We just wrote here exactly the same code as before. But although a little less succinct, this code has many advantages.

Advantages

• 0 trap

• As the selection of datas is manual, it is extremely easy to limit the attributes that we want to expose on our API (eg: exclude the salary or password attribute)

• Modifying the query to complete our API or make a new SQL query is a breeze

• No need to use DTO, ancillary framework and therefore introduce additional complexity

• To make an insertion, no need to make selection on related entities. 0 select 1 insert

• Only ids are needed to specify a relationship

• The Put and Patch methods, for partially update the entity, become very simple to manage (except for deletion ...)

Disadvantages

• As there is no object, it is impossible to use the javax.constraint.
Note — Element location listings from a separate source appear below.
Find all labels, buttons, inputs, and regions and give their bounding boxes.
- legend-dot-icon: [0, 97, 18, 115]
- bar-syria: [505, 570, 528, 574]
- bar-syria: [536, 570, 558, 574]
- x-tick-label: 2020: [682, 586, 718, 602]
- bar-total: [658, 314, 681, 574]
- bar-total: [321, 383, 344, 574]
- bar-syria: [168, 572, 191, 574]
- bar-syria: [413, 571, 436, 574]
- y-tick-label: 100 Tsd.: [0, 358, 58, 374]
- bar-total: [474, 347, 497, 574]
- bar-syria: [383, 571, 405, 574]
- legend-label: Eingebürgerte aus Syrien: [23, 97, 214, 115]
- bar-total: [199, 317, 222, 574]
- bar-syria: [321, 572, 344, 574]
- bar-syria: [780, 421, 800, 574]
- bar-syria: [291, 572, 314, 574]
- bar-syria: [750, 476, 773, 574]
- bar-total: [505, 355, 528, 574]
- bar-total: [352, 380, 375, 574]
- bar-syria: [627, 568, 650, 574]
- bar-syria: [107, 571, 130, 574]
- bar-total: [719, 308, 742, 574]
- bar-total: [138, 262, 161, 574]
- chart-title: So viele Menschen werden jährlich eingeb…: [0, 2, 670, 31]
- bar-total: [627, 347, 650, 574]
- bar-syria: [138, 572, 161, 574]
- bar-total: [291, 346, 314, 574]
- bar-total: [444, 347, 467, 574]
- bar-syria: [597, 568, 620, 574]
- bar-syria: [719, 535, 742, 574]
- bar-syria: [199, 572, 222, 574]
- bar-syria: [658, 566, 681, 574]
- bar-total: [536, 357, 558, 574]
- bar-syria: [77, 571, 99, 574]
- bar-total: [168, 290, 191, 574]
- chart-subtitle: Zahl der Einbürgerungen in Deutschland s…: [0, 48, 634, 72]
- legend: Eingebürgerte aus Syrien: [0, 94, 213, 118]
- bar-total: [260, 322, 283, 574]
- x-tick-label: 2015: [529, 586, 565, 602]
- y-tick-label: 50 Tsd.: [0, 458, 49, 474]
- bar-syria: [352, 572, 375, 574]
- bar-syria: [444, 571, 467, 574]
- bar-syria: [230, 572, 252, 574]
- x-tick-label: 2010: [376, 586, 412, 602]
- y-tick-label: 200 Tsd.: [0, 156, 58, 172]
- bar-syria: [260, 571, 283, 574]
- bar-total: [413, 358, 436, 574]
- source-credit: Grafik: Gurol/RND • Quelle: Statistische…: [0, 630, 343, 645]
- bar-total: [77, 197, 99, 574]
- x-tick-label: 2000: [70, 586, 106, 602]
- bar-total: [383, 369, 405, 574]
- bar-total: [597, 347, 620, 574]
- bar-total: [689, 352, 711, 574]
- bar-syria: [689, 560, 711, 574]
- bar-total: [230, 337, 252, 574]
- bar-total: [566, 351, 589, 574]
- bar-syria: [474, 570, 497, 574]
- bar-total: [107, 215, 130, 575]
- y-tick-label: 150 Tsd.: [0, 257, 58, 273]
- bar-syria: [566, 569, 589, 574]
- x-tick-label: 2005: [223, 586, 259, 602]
Data validation must be done manually
• Difficult or impossible to use Swagger that relies on the code to generate the documentation of our API
• Loss of visibility in the Controllers (systematic use of Map)
• JOOQ is not completely free with commercial databases

To conclude

I hope this article will help you implement the necessary actions on your JPA project and that the JOOQ example will give you keys to look things differently.

For those interested, the prototype JOOQ is available on my github.